The youngest character, Kevin (John Gallagher, Jr.), stands up and, like a spectator of his own life, tells us of his roommates: two reckless, feckless drunks, and Claire —supposedly the love of his life — of whom he speaks dispassionately and actively follows but never actually pursues. The oldest, Joe (Jim Norton), is a similar specter, though at least more daring — between drinks at his nursing home, he thinks fondly of a neighbor whose image was so strong in his mind that he tried to steal her picture. Stuck between is Dermot (Brian D’Arcy James), who speaks in a colorful present tense about perfectly ordinary stuff — like accidentally ogling his new boss’s wife’s tits. Despite being married, he’s never found love; only desire (a desire which, unlike his narration, is tragically in the past). All three are fine performers, and, with Gallagher and Norton, their recent work (Spring Awakening and McPherson’s own The Seafarer) helps to give some perspective on how dull and empty their onstage lives are now.
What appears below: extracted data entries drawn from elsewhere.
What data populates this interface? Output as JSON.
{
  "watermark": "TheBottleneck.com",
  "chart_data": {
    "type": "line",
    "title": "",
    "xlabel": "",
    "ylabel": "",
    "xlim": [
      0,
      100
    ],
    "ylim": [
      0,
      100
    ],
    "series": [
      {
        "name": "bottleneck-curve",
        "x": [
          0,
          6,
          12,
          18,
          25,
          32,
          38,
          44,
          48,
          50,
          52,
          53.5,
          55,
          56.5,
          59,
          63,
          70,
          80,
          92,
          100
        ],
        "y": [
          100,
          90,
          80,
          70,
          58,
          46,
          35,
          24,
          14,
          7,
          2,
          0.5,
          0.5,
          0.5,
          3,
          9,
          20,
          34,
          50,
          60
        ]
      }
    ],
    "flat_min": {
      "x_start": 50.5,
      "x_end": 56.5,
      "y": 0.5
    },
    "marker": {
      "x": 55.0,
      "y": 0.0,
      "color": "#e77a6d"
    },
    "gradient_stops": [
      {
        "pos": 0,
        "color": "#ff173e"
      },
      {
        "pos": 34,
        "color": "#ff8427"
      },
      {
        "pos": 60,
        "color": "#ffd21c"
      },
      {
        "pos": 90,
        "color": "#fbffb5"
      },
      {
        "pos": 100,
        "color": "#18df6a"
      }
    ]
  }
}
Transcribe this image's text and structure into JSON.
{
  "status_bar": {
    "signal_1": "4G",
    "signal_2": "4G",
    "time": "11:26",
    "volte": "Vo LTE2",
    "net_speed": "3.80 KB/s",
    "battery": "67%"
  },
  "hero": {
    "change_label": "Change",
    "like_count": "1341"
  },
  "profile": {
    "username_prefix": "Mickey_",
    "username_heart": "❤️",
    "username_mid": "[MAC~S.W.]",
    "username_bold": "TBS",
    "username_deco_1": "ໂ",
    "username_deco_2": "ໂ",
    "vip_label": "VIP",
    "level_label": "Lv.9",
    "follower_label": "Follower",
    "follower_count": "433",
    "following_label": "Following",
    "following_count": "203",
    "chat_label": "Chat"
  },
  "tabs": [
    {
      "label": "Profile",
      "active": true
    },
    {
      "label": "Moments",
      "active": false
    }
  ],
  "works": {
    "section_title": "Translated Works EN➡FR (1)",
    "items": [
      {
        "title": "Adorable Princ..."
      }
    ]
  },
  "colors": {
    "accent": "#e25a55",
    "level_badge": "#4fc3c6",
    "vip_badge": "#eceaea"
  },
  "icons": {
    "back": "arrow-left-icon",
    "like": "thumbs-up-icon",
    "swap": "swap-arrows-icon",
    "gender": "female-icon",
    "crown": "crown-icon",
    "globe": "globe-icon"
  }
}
McPherson is a wonderful naturalist, but sitting three generations of Irishmen on a lonely wooden bench and having them take turns speaking is far from natural. Nor is director Henry Wishcamper willing to pursue a natural approach. Although Jenny Mannis’s plain costumes and Takeshi Kata’s unadorned set clearly ground the play in reality, Wishcamper practically poses his actors between monologues, and Matthew Richards’s lighting design — which cannot go more than a minute without shifting shadows — is like an epileptic fit in super-slow motion.
Port Authority is a play about feelings — particularly longings — that cannot be explained. “I felt like that was the truth,” says Joe. What this means for McPherson’s world is that every word spoken either takes away from those feelings or only seems like the truth.